Per la prima volta da quando stava con noi, vidi le cose per quelle che erano e capii che pretendere che quell’esserino insicuro e indifeso avesse trovato in me, da un giorno all’altro, un nuovo punto di riferimento dopo essere stato strappato alla sua famiglia, al luogo in qui era nata, alle sue abitudini, era quando di più sciocco ed egoista potessi chiederle. Le piacevo, questo s’intuiva, ma il punto è che era costretta a fare riferimento a me perché non aveva scelta: non c’era nessun altro. Io e Kyra eravamo una famiglia anagrafica ma la nostra famiglia affettiva si stava appena formando. Kyra – voglio dargliene atto – fu bravissima dal primo giorno, accettò la nostra compagnia da subito e da subito fu confidente e affettuosa. Dal canto nostro, noi cercammo sempre di farle sentire la nostra presenza senza essere invadenti, di lasciarle i suoi tempi e i suoi spazi, e iniziammo da subito un percorso educativo per aiutarla a superare le sue insicurezze. Tuttavia, eravamo solo all’inizio del nostro cammino.
Questa è un’altra parte importante della storia, alla quale intendo dedicare un articolo a parte ma alla quale accennerò per far capire che in nessuno dei ritagli che avevo collezionato c’era scritto che il cane dei tuoi sogni può avere delle difficoltà, delle insicurezze, delle paure per affrontare le quali è richiesto un impegno organizzativo, emotivo ed economico superiore a quello di comprargli le crocchette e portarlo fuori per le passeggiate. Sul mio cartonato c’era la rappresentazione del silenzioso e temibile guardiano della casa e della famiglia, affezionato e leale, devoto al padrone, non un cucciolo pieno di paure, che cercava come meglio poteva di stare al mondo e chiedeva, lei a me, di essere protetta.

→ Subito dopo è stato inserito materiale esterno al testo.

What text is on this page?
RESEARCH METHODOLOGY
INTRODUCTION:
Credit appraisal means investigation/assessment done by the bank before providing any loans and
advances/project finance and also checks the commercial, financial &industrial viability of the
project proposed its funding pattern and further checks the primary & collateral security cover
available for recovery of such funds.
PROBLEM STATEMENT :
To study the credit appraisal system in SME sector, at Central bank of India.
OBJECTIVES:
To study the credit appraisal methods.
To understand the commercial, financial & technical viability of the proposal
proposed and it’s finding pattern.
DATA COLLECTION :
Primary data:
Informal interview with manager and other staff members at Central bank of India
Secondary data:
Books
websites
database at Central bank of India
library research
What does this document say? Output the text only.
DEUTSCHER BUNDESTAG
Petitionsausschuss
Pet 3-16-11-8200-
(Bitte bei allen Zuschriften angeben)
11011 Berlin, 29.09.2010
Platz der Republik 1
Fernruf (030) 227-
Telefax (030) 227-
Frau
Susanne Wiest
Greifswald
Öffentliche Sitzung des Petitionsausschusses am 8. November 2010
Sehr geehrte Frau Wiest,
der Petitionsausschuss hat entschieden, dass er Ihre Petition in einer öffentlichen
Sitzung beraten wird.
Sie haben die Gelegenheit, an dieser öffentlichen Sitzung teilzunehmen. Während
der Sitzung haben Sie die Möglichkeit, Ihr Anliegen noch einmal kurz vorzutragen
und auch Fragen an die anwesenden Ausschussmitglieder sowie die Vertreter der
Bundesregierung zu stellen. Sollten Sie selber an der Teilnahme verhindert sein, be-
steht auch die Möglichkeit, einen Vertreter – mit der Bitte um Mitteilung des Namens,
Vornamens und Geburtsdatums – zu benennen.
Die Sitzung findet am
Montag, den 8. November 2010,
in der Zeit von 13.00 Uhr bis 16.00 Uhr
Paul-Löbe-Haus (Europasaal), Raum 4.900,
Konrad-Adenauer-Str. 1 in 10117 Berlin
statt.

Quel giorno capii che avevo una responsabilità nei suoi confronti: quella di tutelarla, di guidarla e di diventare per lei una base sicura. Da lì in avanti ci fummo solo io, Oreste, e Kyra il cane. Il mio cane, quello che avevo davanti, non quello ideale del cartonato. Buttai tutto quello che avevo accumulato negli anni, che non era servito a niente, tenni della descrizione quello che a mio giudizio doveva essere ricordato per evitare di incorrere nell’errore contrario di considerare Kyra prescindendo dalla sua natura e dalle sue motivazioni, e mi dedicai anima e corpo a lei.